When Alex Hourston first met her mother-in-law she travelled 8 hours to get there, arrived late and survived glass shards in her pudding at the first meal. You'd be forgiven for thinking it was a a sign of impending mother/daughter-in-law disaster...but you'd be wrong.
What makes two people get on? When we meet someone, we quickly form an idea of their intent. I took a coach on Boxing Day from London to York to meet the woman who became my mother-in-law. It took eight hours, which made me late for dinner, but showed commitment, at least.
The main course went well. The rest of us were in the dining room when the pudding bowl exploded in the microwave, presenting her with a dilemma. She picked out the large bits, she told us later, and served it anyway. Inevitably, a shard found its way into my bowl and I had to say so. "Oh dear," she replied, as she took it away. "I suppose you're going to think I'm trying to kill you, now." She went off for ice-cream. Which sounds, of course, like a set-up for the familiar mother/daughter-in-law dynamic of antagonism, competition and one-upmanship. In fact, I share it for the opposite reason, as it introduced me to some of her best qualities: her pragmatism, her anarchic sense of humour and her complete lack of apology.
To be friends with a person, you probably have to share some attributes. We laugh together at all sorts of things, some of them a bit inappropriate, which alone may be enough. But the most interesting people in your life are those you learn from, and this tends to arise from difference.
The most interesting people in your life are those you learn from, and this tends to arise from difference.
I am not pragmatic or practical. I find life's twists surprising and alarming. My mother-in-law, like the line in the Rudyard Kipling poem, meets triumph and disaster alike. With a cup of too-strong tea and a bun, if she is present, or a prompt and pithy card, if not. I can feel hard done-by, that life is unfair, but she seems to place few demands on the universe and has no sense of entitlement. She takes it as it comes. I admire that evenness and stoicism.
It helps, I think, that we rarely talk about her son. She is a private person and acknowledges our privacy, in turn. There are unspoken boundaries and we both observe them. This was a lesson to me in itself; that in relationships, you don't have to say everything, all the time. I am much more self-sufficient now, and you need this, as a writer.
That said, when she speaks, she does so unflinchingly. Having someone write a novel in the family is hard. People tend to scatter. She was the only one to offer to read a draft, did so twice and gave honest, detailed, written feedback. This is priceless. She also tells you when she hates your Christmas gift.
I wondered if her children would recognise this account, or my parents this version of me. Maybe not. At its best, I think becoming an in-law can be a chance to be the daughter you wish you were. Calm, kind and patient. Someone who hears without judgement or taking it all personally. There is something very cathartic in it.
Above all, though, I find my mother-in-law to be capable. There are times when you need a friend to listen, and others, when someone who can prepare two full meals in ten minutes from week-old groceries, does the trick.
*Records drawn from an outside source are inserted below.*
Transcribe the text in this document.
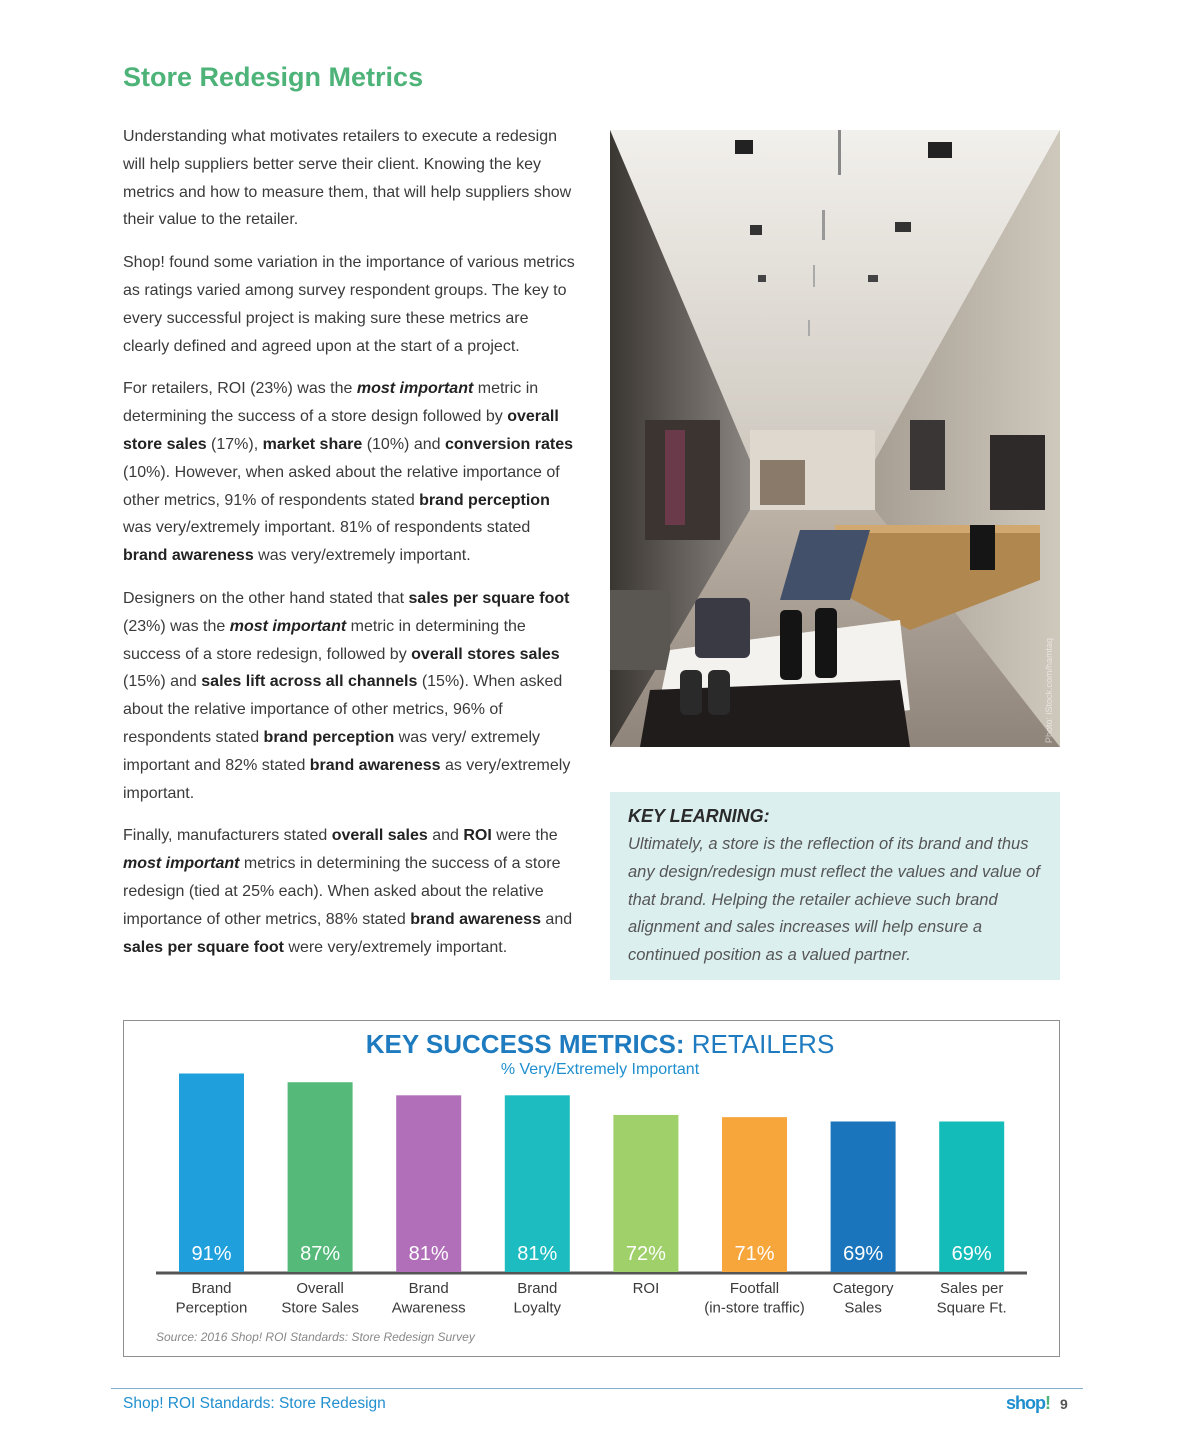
Store Redesign Metrics

Understanding what motivates retailers to execute a redesign will help suppliers better serve their client. Knowing the key metrics and how to measure them, that will help suppliers show their value to the retailer.

Shop! found some variation in the importance of various metrics as ratings varied among survey respondent groups. The key to every successful project is making sure these metrics are clearly defined and agreed upon at the start of a project.

For retailers, ROI (23%) was the most important metric in determining the success of a store design followed by overall store sales (17%), market share (10%) and conversion rates (10%). However, when asked about the relative importance of other metrics, 91% of respondents stated brand perception was very/extremely important. 81% of respondents stated brand awareness was very/extremely important.

Designers on the other hand stated that sales per square foot (23%) was the most important metric in determining the success of a store redesign, followed by overall stores sales (15%) and sales lift across all channels (15%). When asked about the relative importance of other metrics, 96% of respondents stated brand perception was very/ extremely important and 82% stated brand awareness as very/extremely important.

Finally, manufacturers stated overall sales and ROI were the most important metrics in determining the success of a store redesign (tied at 25% each). When asked about the relative importance of other metrics, 88% stated brand awareness and sales per square foot were very/extremely important.

Photo: iStock.com/hamtaq
KEY LEARNING:
Ultimately, a store is the reflection of its brand and thus any design/redesign must reflect the values and value of that brand. Helping the retailer achieve such brand alignment and sales increases will help ensure a continued position as a valued partner.
KEY SUCCESS METRICS: RETAILERS
% Very/Extremely Important
91%
Brand
Perception
87%
Overall
Store Sales
81%
Brand
Awareness
81%
Brand
Loyalty
72%
ROI
71%
Footfall
(in-store traffic)
69%
Category
Sales
69%
Sales per
Square Ft.
Source: 2016 Shop! ROI Standards: Store Redesign Survey
Shop! ROI Standards: Store Redesign	shop! 9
The latter, I find, is much harder to come by.
In My House by Alex Hourston is out now, published by Faber & Faber and available from Amazon.
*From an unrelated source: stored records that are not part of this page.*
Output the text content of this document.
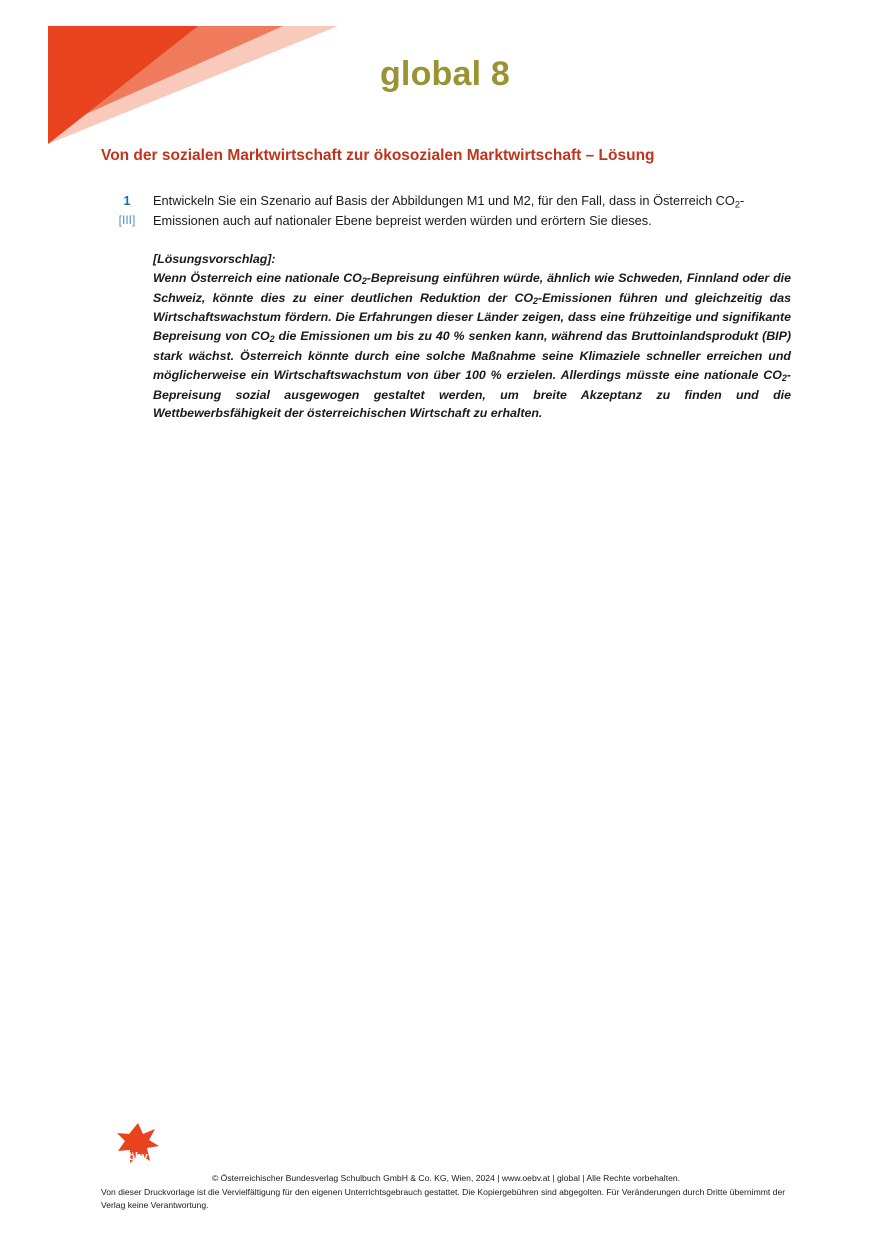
global 8
Von der sozialen Marktwirtschaft zur ökosozialen Marktwirtschaft – Lösung
1
[III]
Entwickeln Sie ein Szenario auf Basis der Abbildungen M1 und M2, für den Fall, dass in Österreich $CO_2$-Emissionen auch auf nationaler Ebene bepreist werden würden und erörtern Sie dieses.
[Lösungsvorschlag]:
Wenn Österreich eine nationale $CO_2$-Bepreisung einführen würde, ähnlich wie Schweden, Finnland oder die Schweiz, könnte dies zu einer deutlichen Reduktion der $CO_2$-Emissionen führen und gleichzeitig das Wirtschaftswachstum fördern. Die Erfahrungen dieser Länder zeigen, dass eine frühzeitige und signifikante Bepreisung von $CO_2$ die Emissionen um bis zu 40 % senken kann, während das Bruttoinlandsprodukt (BIP) stark wächst. Österreich könnte durch eine solche Maßnahme seine Klimaziele schneller erreichen und möglicherweise ein Wirtschaftswachstum von über 100 % erzielen. Allerdings müsste eine nationale $CO_2$-Bepreisung sozial ausgewogen gestaltet werden, um breite Akzeptanz zu finden und die Wettbewerbsfähigkeit der österreichischen Wirtschaft zu erhalten.
öbv
© Österreichischer Bundesverlag Schulbuch GmbH & Co. KG, Wien, 2024 | www.oebv.at | global | Alle Rechte vorbehalten.
Von dieser Druckvorlage ist die Vervielfältigung für den eigenen Unterrichtsgebrauch gestattet. Die Kopiergebühren sind abgegolten. Für Veränderungen durch Dritte übernimmt der Verlag keine Verantwortung.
Hooray for someone being positive about in laws. I am blessed with a son in law and a daughter in law who I adore and with whom I have a very easy relationship. I had horrible, disinterested parents inlaw and so I appreciate the wonderful choices of spouses my children have made!
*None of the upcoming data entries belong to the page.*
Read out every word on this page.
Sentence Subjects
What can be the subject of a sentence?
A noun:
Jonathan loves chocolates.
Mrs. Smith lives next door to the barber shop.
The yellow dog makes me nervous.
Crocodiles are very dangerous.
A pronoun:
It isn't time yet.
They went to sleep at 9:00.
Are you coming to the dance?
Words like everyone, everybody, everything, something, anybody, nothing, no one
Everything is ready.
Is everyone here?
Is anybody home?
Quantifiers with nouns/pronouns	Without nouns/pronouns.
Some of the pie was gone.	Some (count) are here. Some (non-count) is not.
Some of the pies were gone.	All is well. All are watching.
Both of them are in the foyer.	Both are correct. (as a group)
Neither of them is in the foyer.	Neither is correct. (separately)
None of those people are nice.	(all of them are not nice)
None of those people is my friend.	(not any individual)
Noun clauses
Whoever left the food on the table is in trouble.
My in-laws died very early in our marriage, and MIL, poor dear, found me dreadfully foreign my having been brought up in a Third World country, speaking French and English. As for my own parents - the only right thing I EVER did in my life was to marry my dear husband! They loved him dearly and the feeling was mutual - at least the tensions were averted [though the ones between them and me were ever present!]